Suddenly someone was tugging at his sleeve and saying he must come to the surgeon’s tent. The Grand Master had regained consciousness. He had followed numbly, without a will of his own. Sonnac, a bandage covering the gaping hole in the right side of his face where his eye had been, was struggling to sit up. “Geoff!” he called out in a rasping, ruined voice at the sight of the young man. “Geoff, come kneel and put your hands in mine that I may take you into the Order at last.”
Sonnac knew how much that meant to his squire. Sonnac knew that, unlike other squires, Geoffrey wanted to be a Templar. He understood that Geoffrey wanted to be knighted, not for itself, but because it was the prerequisite for joining the Order.
That night in the camp before Mansourah, Geoffrey knew that Master de Sonnac wanted to reward him with that which meant most to him, but he also knew that the vows involved saying the Lord’s Prayer. He knew that the Knights Templar said the Lord’s Prayer in place of Mass when circumstances made it impossible to hear Mass. The Lord’s Prayer was central to their devotion. But what had, until that day, seemed self-evident, had abruptly been transformed into a demon standing between Geoffrey and what he wanted most in the world.

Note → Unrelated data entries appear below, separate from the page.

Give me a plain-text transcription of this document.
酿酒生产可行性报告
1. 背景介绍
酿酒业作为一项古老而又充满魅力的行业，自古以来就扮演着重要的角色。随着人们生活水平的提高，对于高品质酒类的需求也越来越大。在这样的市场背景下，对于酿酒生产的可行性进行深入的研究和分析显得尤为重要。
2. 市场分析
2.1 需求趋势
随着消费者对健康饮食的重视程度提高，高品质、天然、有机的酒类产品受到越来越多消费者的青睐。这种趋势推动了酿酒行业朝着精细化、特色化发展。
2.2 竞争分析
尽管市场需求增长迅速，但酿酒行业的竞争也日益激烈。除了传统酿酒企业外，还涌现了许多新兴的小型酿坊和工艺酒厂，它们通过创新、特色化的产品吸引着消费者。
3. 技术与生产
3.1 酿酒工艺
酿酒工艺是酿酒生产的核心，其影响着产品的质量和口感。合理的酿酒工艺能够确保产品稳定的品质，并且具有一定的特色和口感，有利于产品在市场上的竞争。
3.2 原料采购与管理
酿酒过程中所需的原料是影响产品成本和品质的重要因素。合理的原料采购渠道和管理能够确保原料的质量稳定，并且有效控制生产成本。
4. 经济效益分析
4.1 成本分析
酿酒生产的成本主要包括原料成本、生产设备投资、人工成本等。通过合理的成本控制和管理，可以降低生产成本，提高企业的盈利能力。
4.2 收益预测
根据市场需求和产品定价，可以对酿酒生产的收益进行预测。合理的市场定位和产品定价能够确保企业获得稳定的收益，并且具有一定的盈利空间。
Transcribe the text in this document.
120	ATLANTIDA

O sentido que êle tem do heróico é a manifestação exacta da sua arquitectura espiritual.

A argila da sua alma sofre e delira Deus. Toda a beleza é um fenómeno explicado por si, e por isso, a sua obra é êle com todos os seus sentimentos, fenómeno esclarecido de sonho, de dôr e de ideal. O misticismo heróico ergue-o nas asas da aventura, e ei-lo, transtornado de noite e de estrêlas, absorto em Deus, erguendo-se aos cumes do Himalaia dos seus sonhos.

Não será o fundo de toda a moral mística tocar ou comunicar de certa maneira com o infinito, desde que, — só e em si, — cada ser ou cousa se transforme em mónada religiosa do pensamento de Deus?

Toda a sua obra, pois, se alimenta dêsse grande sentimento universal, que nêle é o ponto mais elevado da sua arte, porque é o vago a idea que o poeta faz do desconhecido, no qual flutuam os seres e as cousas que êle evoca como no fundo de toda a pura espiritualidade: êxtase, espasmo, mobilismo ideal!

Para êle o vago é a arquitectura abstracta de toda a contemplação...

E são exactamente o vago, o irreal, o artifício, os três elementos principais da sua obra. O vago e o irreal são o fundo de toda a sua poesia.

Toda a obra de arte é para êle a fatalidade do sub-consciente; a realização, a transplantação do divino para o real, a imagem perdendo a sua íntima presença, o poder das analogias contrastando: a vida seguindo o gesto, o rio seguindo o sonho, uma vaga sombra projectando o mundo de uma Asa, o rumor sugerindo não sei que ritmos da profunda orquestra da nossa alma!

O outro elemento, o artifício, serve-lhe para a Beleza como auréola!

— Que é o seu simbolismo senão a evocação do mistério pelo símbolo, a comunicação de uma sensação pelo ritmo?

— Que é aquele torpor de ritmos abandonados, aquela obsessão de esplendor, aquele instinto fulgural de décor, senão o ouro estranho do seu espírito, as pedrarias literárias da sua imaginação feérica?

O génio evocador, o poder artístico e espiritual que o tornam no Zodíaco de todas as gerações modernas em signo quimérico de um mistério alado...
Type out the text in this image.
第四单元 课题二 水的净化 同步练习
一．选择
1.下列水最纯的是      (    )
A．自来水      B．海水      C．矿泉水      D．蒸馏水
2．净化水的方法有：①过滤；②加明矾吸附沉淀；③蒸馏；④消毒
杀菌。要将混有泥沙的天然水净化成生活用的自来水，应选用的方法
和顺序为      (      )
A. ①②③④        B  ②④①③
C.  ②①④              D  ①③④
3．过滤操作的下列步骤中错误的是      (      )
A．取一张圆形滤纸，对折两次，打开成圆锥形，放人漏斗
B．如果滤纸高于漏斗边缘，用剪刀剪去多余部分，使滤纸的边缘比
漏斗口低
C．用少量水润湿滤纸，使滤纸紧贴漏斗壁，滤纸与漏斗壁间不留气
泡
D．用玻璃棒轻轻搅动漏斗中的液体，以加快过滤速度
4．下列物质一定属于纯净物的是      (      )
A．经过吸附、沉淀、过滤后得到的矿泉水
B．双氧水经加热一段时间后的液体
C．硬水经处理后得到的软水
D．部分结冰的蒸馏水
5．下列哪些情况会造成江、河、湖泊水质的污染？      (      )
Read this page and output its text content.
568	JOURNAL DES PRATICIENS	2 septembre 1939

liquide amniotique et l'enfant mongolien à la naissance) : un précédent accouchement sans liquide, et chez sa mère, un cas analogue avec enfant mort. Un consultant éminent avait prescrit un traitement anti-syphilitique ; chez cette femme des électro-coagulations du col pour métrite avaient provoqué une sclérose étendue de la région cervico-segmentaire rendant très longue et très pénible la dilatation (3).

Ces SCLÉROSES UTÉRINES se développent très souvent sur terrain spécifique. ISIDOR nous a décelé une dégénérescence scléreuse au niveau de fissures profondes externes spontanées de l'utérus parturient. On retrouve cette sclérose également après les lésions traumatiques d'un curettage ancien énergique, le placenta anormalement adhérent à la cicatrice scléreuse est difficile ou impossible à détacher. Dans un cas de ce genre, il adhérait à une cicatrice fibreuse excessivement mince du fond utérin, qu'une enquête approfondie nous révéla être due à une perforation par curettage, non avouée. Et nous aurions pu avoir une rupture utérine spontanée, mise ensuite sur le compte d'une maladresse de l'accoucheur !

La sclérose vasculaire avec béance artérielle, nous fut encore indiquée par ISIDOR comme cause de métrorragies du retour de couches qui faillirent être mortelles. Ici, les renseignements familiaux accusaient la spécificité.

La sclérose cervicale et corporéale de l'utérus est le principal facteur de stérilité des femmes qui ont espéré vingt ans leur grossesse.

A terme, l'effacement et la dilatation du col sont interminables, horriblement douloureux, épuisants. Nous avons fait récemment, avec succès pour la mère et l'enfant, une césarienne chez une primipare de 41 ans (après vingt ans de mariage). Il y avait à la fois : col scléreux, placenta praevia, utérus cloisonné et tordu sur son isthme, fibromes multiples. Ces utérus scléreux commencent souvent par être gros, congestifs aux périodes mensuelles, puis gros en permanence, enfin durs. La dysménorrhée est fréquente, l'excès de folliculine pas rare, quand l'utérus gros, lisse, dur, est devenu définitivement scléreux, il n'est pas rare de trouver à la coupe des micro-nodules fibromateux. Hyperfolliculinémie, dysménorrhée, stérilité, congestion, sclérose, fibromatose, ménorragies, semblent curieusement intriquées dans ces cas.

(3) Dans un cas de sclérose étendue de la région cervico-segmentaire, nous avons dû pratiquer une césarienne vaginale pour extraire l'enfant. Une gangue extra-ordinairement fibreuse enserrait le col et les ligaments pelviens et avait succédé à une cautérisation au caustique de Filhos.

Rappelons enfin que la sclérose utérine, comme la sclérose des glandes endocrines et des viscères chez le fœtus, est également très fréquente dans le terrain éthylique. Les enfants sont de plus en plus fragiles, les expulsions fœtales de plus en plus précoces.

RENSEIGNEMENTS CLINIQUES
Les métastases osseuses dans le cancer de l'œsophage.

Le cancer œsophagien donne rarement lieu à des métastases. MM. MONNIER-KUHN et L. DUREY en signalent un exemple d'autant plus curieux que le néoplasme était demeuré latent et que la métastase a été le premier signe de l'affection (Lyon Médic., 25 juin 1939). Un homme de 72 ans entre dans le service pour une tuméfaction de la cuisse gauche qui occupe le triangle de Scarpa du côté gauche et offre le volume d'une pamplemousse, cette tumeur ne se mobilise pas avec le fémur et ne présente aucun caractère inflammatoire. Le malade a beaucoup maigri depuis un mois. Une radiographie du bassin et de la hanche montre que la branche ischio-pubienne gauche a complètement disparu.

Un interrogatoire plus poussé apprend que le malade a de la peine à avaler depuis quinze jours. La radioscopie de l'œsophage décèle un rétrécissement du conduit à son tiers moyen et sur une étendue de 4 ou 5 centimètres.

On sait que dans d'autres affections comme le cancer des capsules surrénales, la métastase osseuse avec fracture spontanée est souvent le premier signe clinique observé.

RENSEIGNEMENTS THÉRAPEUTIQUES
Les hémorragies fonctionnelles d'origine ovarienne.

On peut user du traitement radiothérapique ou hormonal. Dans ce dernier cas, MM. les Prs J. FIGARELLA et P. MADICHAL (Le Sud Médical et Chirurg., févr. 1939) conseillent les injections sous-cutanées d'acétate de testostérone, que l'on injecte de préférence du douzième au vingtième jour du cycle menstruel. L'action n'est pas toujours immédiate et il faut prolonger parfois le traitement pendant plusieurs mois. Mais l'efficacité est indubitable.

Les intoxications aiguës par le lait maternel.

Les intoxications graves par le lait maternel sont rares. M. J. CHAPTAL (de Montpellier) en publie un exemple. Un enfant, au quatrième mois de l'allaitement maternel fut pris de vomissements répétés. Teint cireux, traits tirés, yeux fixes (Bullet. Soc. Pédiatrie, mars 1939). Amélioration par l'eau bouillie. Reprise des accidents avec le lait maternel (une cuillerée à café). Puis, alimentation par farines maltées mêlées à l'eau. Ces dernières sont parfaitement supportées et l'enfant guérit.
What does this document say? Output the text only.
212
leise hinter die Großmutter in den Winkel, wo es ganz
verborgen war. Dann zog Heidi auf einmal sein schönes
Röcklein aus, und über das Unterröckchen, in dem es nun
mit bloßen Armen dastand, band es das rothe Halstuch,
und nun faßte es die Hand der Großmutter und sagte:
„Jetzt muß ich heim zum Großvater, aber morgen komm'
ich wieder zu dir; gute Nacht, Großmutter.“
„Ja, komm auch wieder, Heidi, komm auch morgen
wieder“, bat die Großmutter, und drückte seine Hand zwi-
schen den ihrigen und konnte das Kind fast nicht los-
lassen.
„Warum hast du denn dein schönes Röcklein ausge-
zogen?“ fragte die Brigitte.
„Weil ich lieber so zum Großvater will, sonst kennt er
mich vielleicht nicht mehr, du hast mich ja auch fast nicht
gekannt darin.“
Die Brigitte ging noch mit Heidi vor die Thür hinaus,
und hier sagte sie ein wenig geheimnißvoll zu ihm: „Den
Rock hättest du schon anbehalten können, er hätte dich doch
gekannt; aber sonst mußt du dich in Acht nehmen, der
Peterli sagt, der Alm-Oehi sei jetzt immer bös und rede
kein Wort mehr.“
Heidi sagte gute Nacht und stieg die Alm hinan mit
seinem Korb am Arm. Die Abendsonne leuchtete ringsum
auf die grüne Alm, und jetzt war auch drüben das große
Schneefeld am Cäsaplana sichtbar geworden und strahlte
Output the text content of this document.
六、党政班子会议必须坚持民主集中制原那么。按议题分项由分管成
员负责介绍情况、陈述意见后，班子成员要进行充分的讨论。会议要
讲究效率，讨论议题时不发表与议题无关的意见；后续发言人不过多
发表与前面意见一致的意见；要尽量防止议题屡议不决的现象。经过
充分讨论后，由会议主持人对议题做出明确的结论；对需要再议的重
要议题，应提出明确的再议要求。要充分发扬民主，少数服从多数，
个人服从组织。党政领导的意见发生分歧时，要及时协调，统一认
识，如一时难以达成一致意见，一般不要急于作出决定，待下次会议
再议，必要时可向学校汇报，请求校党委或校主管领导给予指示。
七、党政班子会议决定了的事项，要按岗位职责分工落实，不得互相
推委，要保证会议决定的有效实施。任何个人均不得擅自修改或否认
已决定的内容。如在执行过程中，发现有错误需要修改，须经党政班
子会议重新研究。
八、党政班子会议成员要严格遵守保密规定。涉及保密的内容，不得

As Geoffrey stood in the tent staring at the wounded Grand Master, he became conscious of the blood drying on the links of his chain mail, his surcoat shredded and soiled, but between him and the Master crowded the ghastly ghosts of his dead brothers: some headless, some limbless, some gushing blood from wounds to their heads, others clutching their gutted stomachs or clinging to their disemboweled intestines.
Suddenly Geoffrey thought: if this is God’s Will, then I cannot say “Thy Will be done!” I cannot say it!
Sonnac, seeing him hesitate, tried to smile encouragingly. “Come, Geoff. If this is the last thing I do, let me make you a Templar.”
“No!” Geoffrey screamed back at him. “No! I don’t want to be servant to a senseless God! If this is God’s Will, than he is a monster! And Christ ― Christ died on a cross in Jerusalem, but he was not God’s son, and was not our Savior!”
Still full of fury, Geoffrey had spun about and fled, leaving the astonished Grand Master struggling to rise. He heard the exclamation of horrified priests and surgeons, and he was shocked by his own words as much as anyone. But there was no place to go in the crusader camp. There was no escape except out into the desert to be killed by the Bedouins.
Geoffrey could not remember what he’d done next. He’d stumbled about in the dark until he’d found himself at the horse lines. There he sank down in misery beside the remnants of a once-great cavalry, and begged forgiveness from his stallion. The tall, dark gray had not only carried him and his armor all the way here, to the middle of nowhere; he had today taken the burden of two fully armored knights, and with the strength of an angel, he had jumped over a barricade to bring both Geoffrey and the wounded Grand Master to safety. But now he stood with hanging head and swollen fetlocks, covered in cuts and probably bruises, too. We can’t even give you a decent meal, Geoffrey thought. What right have we, he asked himself, to take these gentle, loyal creatures into so much misery and almost certain death?